Connect OpenTelemetry operational guide

Core philosophy: “Admins want to know that something is wrong before their users do.”

This guide helps operations teams use OpenTelemetry metrics, traces, and logs to monitor Posit Connect health and diagnose performance issues. The guidance is organized around some exemplar operational questions rather than signal types.

Overview

OpenTelemetry provides comprehensive observability for Posit Connect through three complementary signal types:

Metrics - Quantitative measurements of system behavior (connection pool utilization, request latency, active users)
Traces - Distributed execution paths showing high-level lifecycle events (scheduled executions, queue operations, content deployments)
Logs - Structured event records with contextual information

This guide focuses on the most critical operational questions that Connect administrators face daily. Each question includes specific metrics to check, query patterns to use, and interpretation guidance to help you quickly identify and resolve issues.

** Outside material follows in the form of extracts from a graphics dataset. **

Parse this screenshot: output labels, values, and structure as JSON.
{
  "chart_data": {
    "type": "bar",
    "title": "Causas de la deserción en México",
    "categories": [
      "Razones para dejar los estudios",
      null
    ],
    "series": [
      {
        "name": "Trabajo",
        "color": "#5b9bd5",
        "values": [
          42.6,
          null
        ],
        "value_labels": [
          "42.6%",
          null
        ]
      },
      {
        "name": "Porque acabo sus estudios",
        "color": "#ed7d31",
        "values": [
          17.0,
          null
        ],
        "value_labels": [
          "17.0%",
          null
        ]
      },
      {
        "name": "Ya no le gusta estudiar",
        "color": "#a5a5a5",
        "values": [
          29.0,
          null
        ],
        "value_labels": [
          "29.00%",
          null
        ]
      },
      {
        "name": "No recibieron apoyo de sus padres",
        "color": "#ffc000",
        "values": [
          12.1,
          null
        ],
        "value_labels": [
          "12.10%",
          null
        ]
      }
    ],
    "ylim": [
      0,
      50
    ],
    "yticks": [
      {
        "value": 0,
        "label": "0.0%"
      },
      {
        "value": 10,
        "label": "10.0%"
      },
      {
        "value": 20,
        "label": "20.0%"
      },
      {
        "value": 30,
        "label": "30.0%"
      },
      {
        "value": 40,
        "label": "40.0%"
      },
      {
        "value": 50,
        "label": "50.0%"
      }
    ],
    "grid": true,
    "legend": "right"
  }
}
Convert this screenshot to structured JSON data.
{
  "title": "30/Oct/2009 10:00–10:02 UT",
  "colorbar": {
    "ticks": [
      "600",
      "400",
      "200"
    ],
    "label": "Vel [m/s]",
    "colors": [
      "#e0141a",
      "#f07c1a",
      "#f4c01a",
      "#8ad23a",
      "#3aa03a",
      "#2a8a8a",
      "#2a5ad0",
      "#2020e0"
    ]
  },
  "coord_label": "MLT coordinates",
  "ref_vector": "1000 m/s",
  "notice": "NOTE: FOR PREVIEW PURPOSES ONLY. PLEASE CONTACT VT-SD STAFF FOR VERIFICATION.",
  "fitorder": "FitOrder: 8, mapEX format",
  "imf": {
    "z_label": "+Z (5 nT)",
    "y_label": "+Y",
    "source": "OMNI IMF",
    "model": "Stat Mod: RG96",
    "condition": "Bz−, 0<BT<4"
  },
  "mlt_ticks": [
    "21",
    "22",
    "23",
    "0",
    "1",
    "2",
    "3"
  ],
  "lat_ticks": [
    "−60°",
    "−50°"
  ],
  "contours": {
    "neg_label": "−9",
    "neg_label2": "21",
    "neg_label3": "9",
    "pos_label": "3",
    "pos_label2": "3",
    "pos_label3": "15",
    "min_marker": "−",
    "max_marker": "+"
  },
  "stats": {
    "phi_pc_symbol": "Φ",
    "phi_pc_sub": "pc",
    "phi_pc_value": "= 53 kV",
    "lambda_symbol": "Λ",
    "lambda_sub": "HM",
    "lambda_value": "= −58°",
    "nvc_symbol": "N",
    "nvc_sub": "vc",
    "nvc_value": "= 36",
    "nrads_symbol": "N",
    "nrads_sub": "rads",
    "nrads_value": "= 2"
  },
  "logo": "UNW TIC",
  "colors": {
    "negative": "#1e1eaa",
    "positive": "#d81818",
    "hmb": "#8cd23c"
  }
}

For a complete catalog of every metric, trace span, and attribute that Connect emits, see the signal reference. For alert threshold guidance, see the alerting recommendations.

If you are setting up OpenTelemetry for the first time, see the getting started guide.

Prerequisites

Posit Connect 2026.02.0 or later
OpenTelemetry instrumentation enabled in configuration
Optionally, an observability platform that supports OpenTelemetry (Datadog, Grafana, etc.) if you want to export signals beyond the diagnostic bundle (highly recommended)

Configuration

Enable OpenTelemetry instrumentation in your rstudio-connect.gcfg:

[OpenTelemetry]
Enabled = true

This enables collection of all signals (traces, logs, and metrics). By default, Connect persists signals to disk for local debugging and diagnostic bundles. To export to your observability platform’s local collector, configure one or more [OTLPEndpoint] sections:

[OTLPEndpoint "mybackend"]
Endpoint = http://collector:4318

See the getting started guide for common configuration patterns and the configuration reference for full details on available settings.

Trace visibility

Connect exports high-level lifecycle traces to your Application Performance Monitoring (APM) system:

HTTP requests and API operations — All HTTP endpoints, service request handling, and render request timing
Scheduled execution lifecycle — Schedule triggers and execution workflow
Queue operations — Item enqueue and processing lifecycle (with wait time and processing duration)
Worker provisioning and lifecycle — Worker creation, process startup, full lifecycle tracking, and connection acceptance timing
Report execution and process startup — Report execution phases, setup, and process startup timing (separating startup from execution)
Launcher job lifecycle — Off-host execution setup and submission for Kubernetes deployments
Content deployments — Deployment operations and content launches
Email operations — Email send operations

Contact Posit Support if you need assistance with trace analysis.

Health and performance

Is Connect healthy right now? — Service availability, database health, schedule success, application stability. Health monitoring →
Why is Connect slow right now? — Database performance, API latency, infrastructure bottlenecks, trace-based root cause analysis. Performance troubleshooting →

Job queue operations

Are scheduled jobs running? — Job completion health, worker availability, timeout monitoring. Job execution health →
Why is this scheduled job taking longer than usual? — Duration analysis, queue wait times, trace investigation. Job duration analysis →
Is the job queue backing up? — Queue size and age monitoring, drain time estimation. Queue backup detection →

Content operations

Which content is using the most resources? — Job pressure, process counts, host metric correlation. Resource investigation →
How do I route content failures to owners? — Owner context in failure events, alert routing patterns. Owner alerting →
Why did this content fail? — Failure detection, log investigation, trace correlation. Failure investigation →

License and capacity

Are we approaching license limits? — Named user utilization, Shiny user limits, license expiration. License capacity monitoring →
Are we rejecting users due to capacity? — Rejection rates, breakdown by reason and type, investigation workflow. Request rejection monitoring →

Query pattern translation

Throughout the detailed guides, you’ll find Query Pattern sections using platform-agnostic pseudo-code alongside Datadog and Grafana equivalents. The pseudo-query patterns describe the logical operations needed, which you can translate to any platform’s syntax.

For example, a pattern like:

P95 of (db.sql.latency) over 5 minutes

Translates to different syntax depending on your platform:

Datadog:

sum:db.sql.latency.bucket{*} by {upper_bound}.as_count()

Grafana — Prometheus Query Language (PromQL):

histogram_quantile(0.95, rate(db_sql_latency_milliseconds_bucket[5m]))

The patterns help you understand what to calculate, so you can translate them to how in your specific observability platform.

Starter dashboards

Pre-built dashboards covering health, performance, job queues, content operations, license capacity, and request rejections:

Grafana dashboard — Import via Dashboards > New > Import in Grafana
Datadog dashboard — Import via Dashboards > New Dashboard > Import in Datadog

These dashboards use the queries documented throughout this guide. Customize thresholds and layouts to match your environment.